Ted Harris: So yes, maybe I’ll take a first stab at that. Martin can chime in to add any color, that’s needed. First of all, we are really pleased with our ability to raise prices. That’s been a major focus for us for well over a year. And I think, that’s really it just shows the strength of our market positions that we’ve been able to buy and large offset the cost increases dollar-for-dollar at the expense, as you pointed out as our margin. Historically, we have seen an unfavourable margin lag as costs increase and we raise prices. And historically, we’ve seen a favourable margin lag if you will, as costs decrease. And there’s no reason to expect that won’t happen. We have certainly part of our customer base that is particularly in the Animal Nutrition world is based on contractual situations that have passed through raw material costs.
And so, we have a built-in negative lag when costs are going up, but we also have a built-in positive lag when costs are coming down. So, we do believe that we will see that as we’ve seen it in the past, and are very focused as a company on recapturing that margin. We’re again pleased that we’ve been able to raise prices as we have, and gross margin dollars have increased. But an important part of kind of economic profile, if you will, is our margin profile. And so, we’re determined to take what whatever steps we need to in order to gradually recover that margin to its historical levels.
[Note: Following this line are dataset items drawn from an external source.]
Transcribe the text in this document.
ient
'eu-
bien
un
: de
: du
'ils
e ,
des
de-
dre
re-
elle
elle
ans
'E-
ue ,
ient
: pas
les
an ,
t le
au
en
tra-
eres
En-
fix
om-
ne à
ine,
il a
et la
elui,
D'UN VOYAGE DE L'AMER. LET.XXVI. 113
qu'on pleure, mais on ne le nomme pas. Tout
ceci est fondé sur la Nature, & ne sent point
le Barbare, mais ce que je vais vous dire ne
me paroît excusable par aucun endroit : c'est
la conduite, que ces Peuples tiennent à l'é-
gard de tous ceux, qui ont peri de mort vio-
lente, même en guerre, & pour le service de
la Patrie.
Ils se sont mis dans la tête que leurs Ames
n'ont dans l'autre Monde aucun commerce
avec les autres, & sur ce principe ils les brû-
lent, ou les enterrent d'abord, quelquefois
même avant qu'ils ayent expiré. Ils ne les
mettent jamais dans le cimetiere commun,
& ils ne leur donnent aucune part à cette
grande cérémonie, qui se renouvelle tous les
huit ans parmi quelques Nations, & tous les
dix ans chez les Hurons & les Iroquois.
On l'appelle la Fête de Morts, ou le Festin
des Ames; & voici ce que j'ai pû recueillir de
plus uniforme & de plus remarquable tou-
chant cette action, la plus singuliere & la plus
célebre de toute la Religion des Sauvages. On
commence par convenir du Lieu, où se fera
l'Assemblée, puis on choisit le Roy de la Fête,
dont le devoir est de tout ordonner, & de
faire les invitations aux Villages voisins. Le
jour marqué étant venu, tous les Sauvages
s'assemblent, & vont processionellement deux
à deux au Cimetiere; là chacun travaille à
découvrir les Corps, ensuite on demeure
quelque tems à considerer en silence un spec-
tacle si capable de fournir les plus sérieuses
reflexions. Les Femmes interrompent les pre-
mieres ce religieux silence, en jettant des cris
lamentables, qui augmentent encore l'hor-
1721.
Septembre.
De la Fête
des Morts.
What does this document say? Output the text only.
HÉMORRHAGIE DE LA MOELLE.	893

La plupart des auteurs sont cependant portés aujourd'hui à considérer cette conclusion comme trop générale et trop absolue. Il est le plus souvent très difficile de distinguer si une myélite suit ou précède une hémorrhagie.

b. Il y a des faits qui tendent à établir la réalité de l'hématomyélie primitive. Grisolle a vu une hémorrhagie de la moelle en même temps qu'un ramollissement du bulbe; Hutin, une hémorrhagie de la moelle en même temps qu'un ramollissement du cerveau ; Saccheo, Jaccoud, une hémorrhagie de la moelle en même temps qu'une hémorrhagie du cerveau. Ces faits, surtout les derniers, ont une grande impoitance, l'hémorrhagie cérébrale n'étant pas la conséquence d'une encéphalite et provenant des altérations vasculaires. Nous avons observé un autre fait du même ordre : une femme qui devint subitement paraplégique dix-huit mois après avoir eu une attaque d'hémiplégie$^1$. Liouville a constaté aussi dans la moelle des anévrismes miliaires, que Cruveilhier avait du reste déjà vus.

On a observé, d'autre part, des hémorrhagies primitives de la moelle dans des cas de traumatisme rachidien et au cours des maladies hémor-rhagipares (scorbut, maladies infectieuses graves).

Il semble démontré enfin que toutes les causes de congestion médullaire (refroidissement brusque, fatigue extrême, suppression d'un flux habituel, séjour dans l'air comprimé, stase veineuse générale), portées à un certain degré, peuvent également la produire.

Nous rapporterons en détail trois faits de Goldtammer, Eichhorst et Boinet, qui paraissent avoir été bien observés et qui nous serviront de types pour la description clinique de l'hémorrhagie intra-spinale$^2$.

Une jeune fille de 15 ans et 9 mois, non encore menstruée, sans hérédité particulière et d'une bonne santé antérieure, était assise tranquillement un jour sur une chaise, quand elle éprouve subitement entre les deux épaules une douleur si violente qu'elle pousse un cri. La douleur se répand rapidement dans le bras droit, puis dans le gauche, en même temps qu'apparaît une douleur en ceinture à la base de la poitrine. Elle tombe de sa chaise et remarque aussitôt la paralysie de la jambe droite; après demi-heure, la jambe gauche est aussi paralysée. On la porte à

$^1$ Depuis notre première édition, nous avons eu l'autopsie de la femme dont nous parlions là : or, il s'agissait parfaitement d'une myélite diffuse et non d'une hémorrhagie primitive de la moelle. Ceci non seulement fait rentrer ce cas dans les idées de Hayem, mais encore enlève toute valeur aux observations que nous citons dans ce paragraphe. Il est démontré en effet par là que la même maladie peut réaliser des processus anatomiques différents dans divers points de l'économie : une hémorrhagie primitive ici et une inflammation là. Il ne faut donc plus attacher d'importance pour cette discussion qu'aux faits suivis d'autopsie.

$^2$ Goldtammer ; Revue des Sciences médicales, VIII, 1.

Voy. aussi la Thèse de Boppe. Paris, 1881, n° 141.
Martin Bengtsson: And Lee, if I just add a comment or two, I would say, the dollar per-dollar pass-through has a — I mean, has a significant impact on that margin percentage for Q4. For example, it was approximately a 1.5% margin impact just from that dollar-per-dollar pass-through looking on a full-year basis, it’s over three, four percentage points in that pass-through math. And for us to see the margins go back to where we want them to be, and where we expect them to be, you do need to see some easing in the inflationary pressure, which hopefully we’ll see soon. You’re starting to see it, and you’re experiencing already on the chemical side where we’re seeing costs coming down sequentially, but you’re actually still seeing sequentially inflation on the food commodity side.
So, net, net overall for our portfolio, if we look at it sequentially kind of Q4 versus a Q3 there’s no easing yet in terms of the cost picture. And obviously, on a year-over-year basis still significantly up. But the food commodities tend to lag sort of to the chemicals with some delays. So, the fact that the chemicals are coming down should hopefully, mean that the food commodities will also over a period of time here start easing off, and that will help our margins for sure.
Lee Jagoda: Appreciate all the colour. I’ll hop back in the queue.
Operator: Our next question is coming from the line of Ram Selvaraju with H.C. Wainwright. Please proceed with your questions.
Ram Selvaraju: Thanks so much for taking my questions. Just a couple for you, Ted. Could you comment on VitaCholine’s positioning versus other choline based products in the market? And what you think is most likely to drive growth of this brand, particularly in light of the recent Cornell study findings? And secondly, could you give us a sense of what you think long-term directionality is and growth prospects are for the specialty products business, given the growth you saw in the most recently reported period? And then I just had one quick one for Martin. Given the lower than historical effective tax rate in the fourth quarter, is this the most likely appropriate baseline to use going forward? Or should we expect a reversion to what the historical effective tax rate has been? Thank you.